Il progetto nasce da un’idea di De Chassy – autore di quasi tutti i brani – ma si è sviluppato in una forma più complessa grazie anche all’attivo contributo dei suoi due colleghi, partendo da una selezione di brani tratti dalle più celebri tragedie del Nostro.

A inaugurare il live è un’overture ispirata a Le Roi A Fait Battre Tambour, canzone tradizionale francese del Diciassettesimo secolo ispirata alla morte per avvelenamento di Gabrielle d’Estrées, amante di Enrico IV: un brano dal sapore decisamente shakespeariano che vede il piano di De Chassy tessere una fitta trama sonora, densa di un lirismo che caratterizzerà tutto il concerto. Seguono Perdita, Vengeance Won’t Take Place e Capulets And Montagues Go Dancing tre brani in cui Sheppard, alternandosi al sax tenore e al clarinetto riesce – pur con degli interventi solo apparentemente marginali – ad aprire squarci melodici sorprendenti, convertendo la musica in un potente strumento narrativo. Nel secondo set l’operazione compiuta dal trio si concretizza con maggior efficacia in brani come Cordelia, Juliet In The Mirror e Othello’s Tears (composto da Marguet). Qui la batteria segue schemi pieni di una vitalità ritmica che riesce a trascendere i semplici confini musicali.

L’obiettivo del trio, pienamente centrato, sembra quello di catturare attraverso un raffinato lavoro di composizione la forza senza tempo delle opere di Shakespeare. Passione, potere, sesso, violenza, ambizione, avidità: Sheppard, De Chassy e Marguet riescono a dare una forma musicale a tutto questo e, dunque, non solo a muoversi da un linguaggio a un altro, ma a ricordarci – se ce ne fosse ancora bisogno – l’attualità di un autore come Shakespeare.
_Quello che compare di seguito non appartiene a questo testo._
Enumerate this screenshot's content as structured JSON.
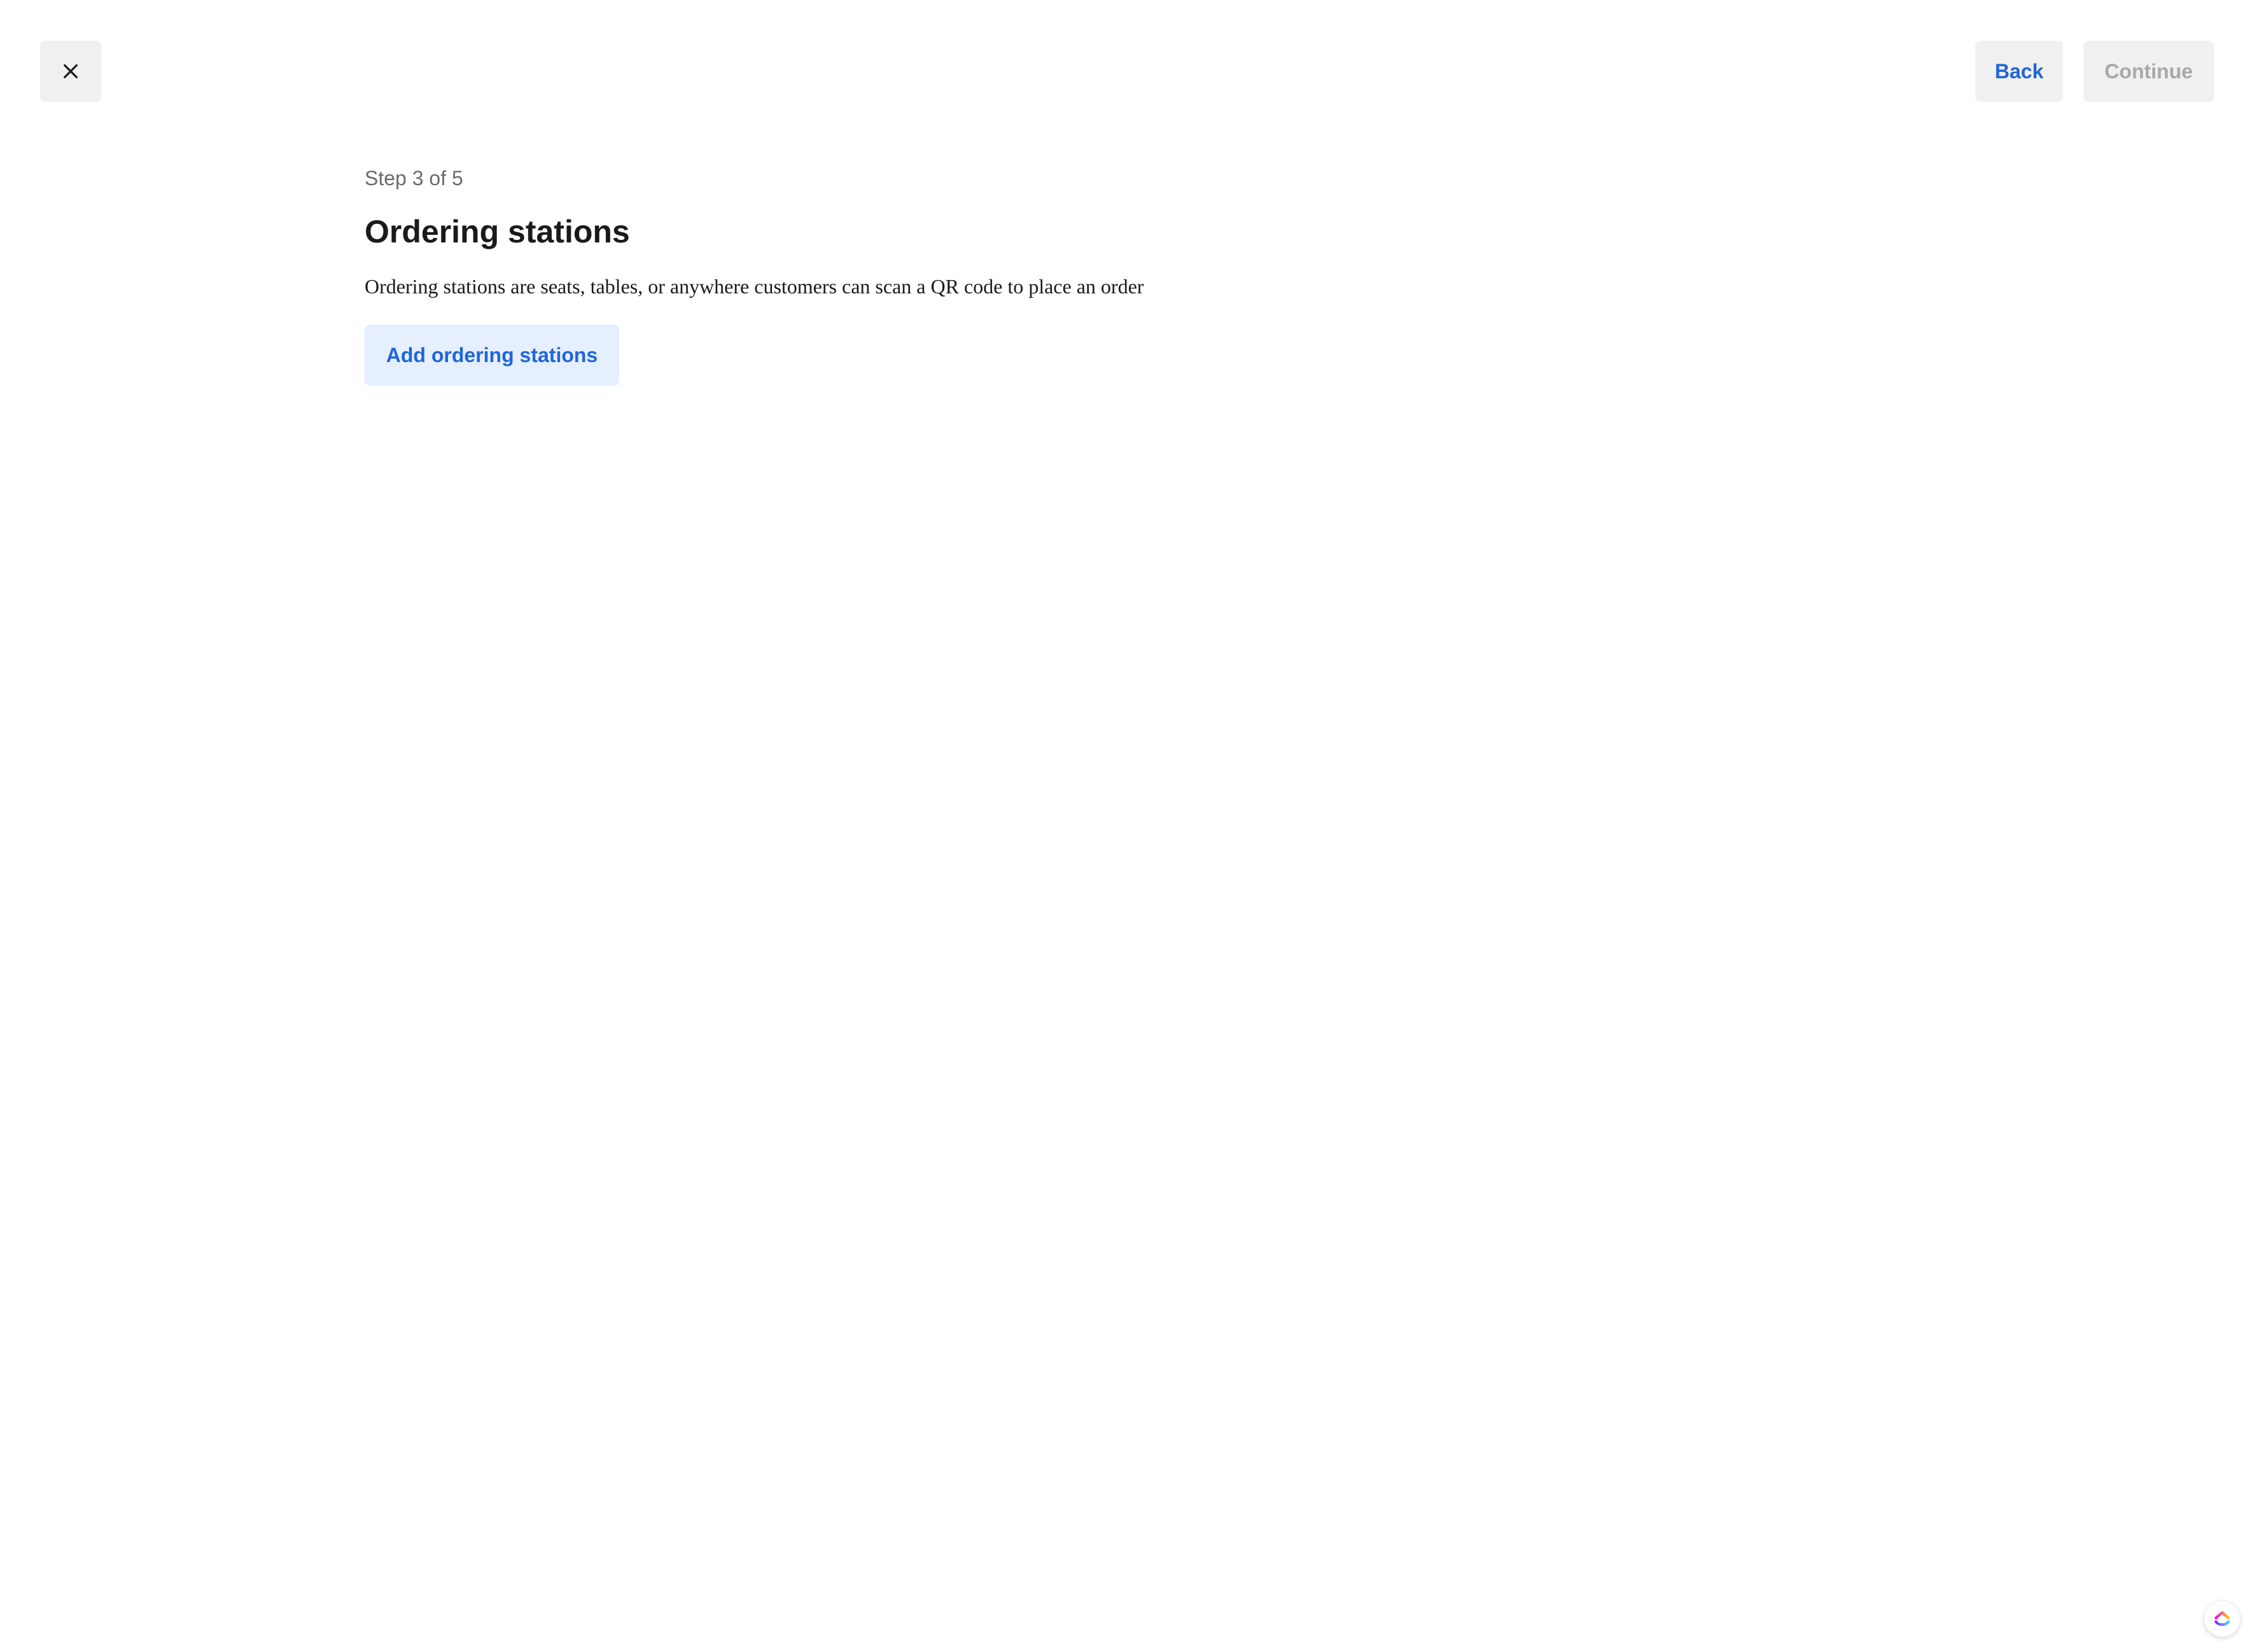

Tra i momenti più intensi vale la pena menzionare l’esecuzione di Hamlet In Front Of Himself, dove il sassofono di Sheppard riesce a tratteggiare con un fraseggio irregolare e nervoso quell’abisso dal quale sarà inghiottito il più celebre tra i personaggi del Bardo. Non stupisce, dunque, che a fine concerto De Chassy senta il bisogno di congedarsi con una battuta, augurando al pubblico in sala una «lunga, lunga vita felice». 

D’altronde, anche dei drammi c’è bisogno. Infatti, come sosteneva il geniale Paolo Poli: «Senza tragedie, senza cattivi, non c’è storia».